Current students, parents of students, alumni, journalists, and at least one donor appropriately expressed their disapproval, calling Click’s behavior “shameful,” “not in the best interest of the university,” “embarrassing,” and “a blatant violation of [students’] First Amendment rights.”

More than 150 calls for Click’s resignation poured in, and criticism spanned the globe. A Voice of America correspondent in Uganda said Click’s behavior may be helpful in “preparing students for what they will face from 3rd world African dictatorships.” A photojournalist working in Hong Kong and Dubai wrote that Click had “failed as a professor of communication.”

Click even drew ire from some who sympathized with the protesters — another fact the Chronicle never mentions. One Black Lives Matter activist wrote, “Your treatment of the press, especially in light of how respectful that reporter was and your field of study[,] was disgraceful.”

Another writer, who described himself as “a political progressive, a refugee of Occupy Wall Street, a Black Lives Matter activist and strongly supportive of the student movement at Missouri” put it more bluntly to Click: “What the holy hell were you thinking?” he asked in italics, later calling for her resignation.

Such an outcry against Click was admittedly harsh — but, except for a few truly obscene or threatening emails, wholly merited.

As many of the emails pointed out, there’s something exquisitely ironic and contemptible about a journalism professor seeking to silence the press, especially by violence.

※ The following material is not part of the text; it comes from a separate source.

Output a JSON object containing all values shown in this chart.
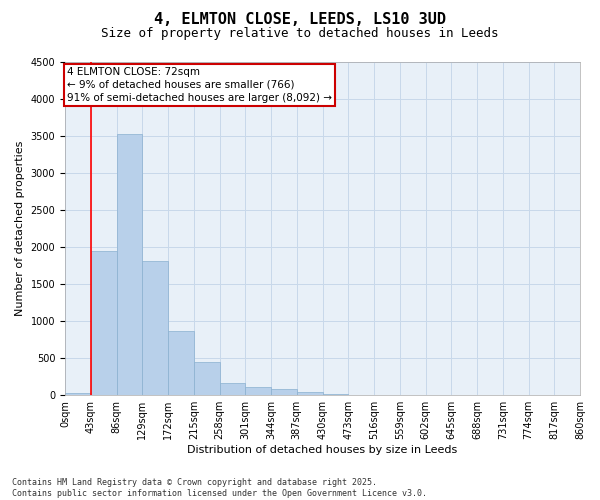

The fact that Click held a position of authority on campus, and that the reporters involved were students, makes her behavior all the more outrageous.

Mark Schierbecker, 22, who filmed the viral video, described to National Review how, “in that moment, my feelings were that my life, my well-being, was in jeopardy.” He notes that the video also depicts protesters pushing another student journalist.

Click’s supporters “are falling all over themselves to somehow justify her actions,” Scheirbecker says. “Even the Communications Department has said that violence is never an acceptable form of communication — so hearing [of support for Click] from professors around the nation scares me, because I’ve maintained to this point that Melissa Click is a symptom of a much larger, more insidious problem at public universities — and that is, it’s OK to resort to physical violence to combat emotional micro-aggressions, which don’t hurt anybody.”

The Chronicle also fails to mention how, in late December, 115 faculty members from the University of Missouri signed a letter to the administration in support of Click. These misguided professors call Click’s call for “muscle” a “regrettable mistake” and “call upon the University to defend her first amendment rights of protest and her freedom to act as a private citizen,” but they express no dismay at the violated First Amendment rights of student reporters.They also say that “we believe that Click has been wronged in the media by those who have attacked her personally and have called for her dismissal,” failing to mention how the controversy began when Click wronged the media.

While Click stepped down from her position at the school of journalism, she continues to teach communications at the University of Missouri. Yet her position is far from secure. A Change.org petition calling for her to be fired has gained more than 3,300 signatures; one of the university’s curators has called for further disciplinary action, possibly including firing; and more than 100 Republican state lawmakers penned an open letter calling for Click’s removal.

A better Chronicle of Higher Education would note how Click, caught in an act of injustice, kept her job even as irate protesters forced far less culpable colleagues to resign. At very least, though, it should have accurately characterized her correspondents’ complaints.

— Jillian Kay Melchior writes for National Review as a Thomas L. Rhodes Fellow for the Franklin Center. She is also a senior fellow at the Independent Women’s Forum and the Tony Blankley Fellow at the Steamboat Institute.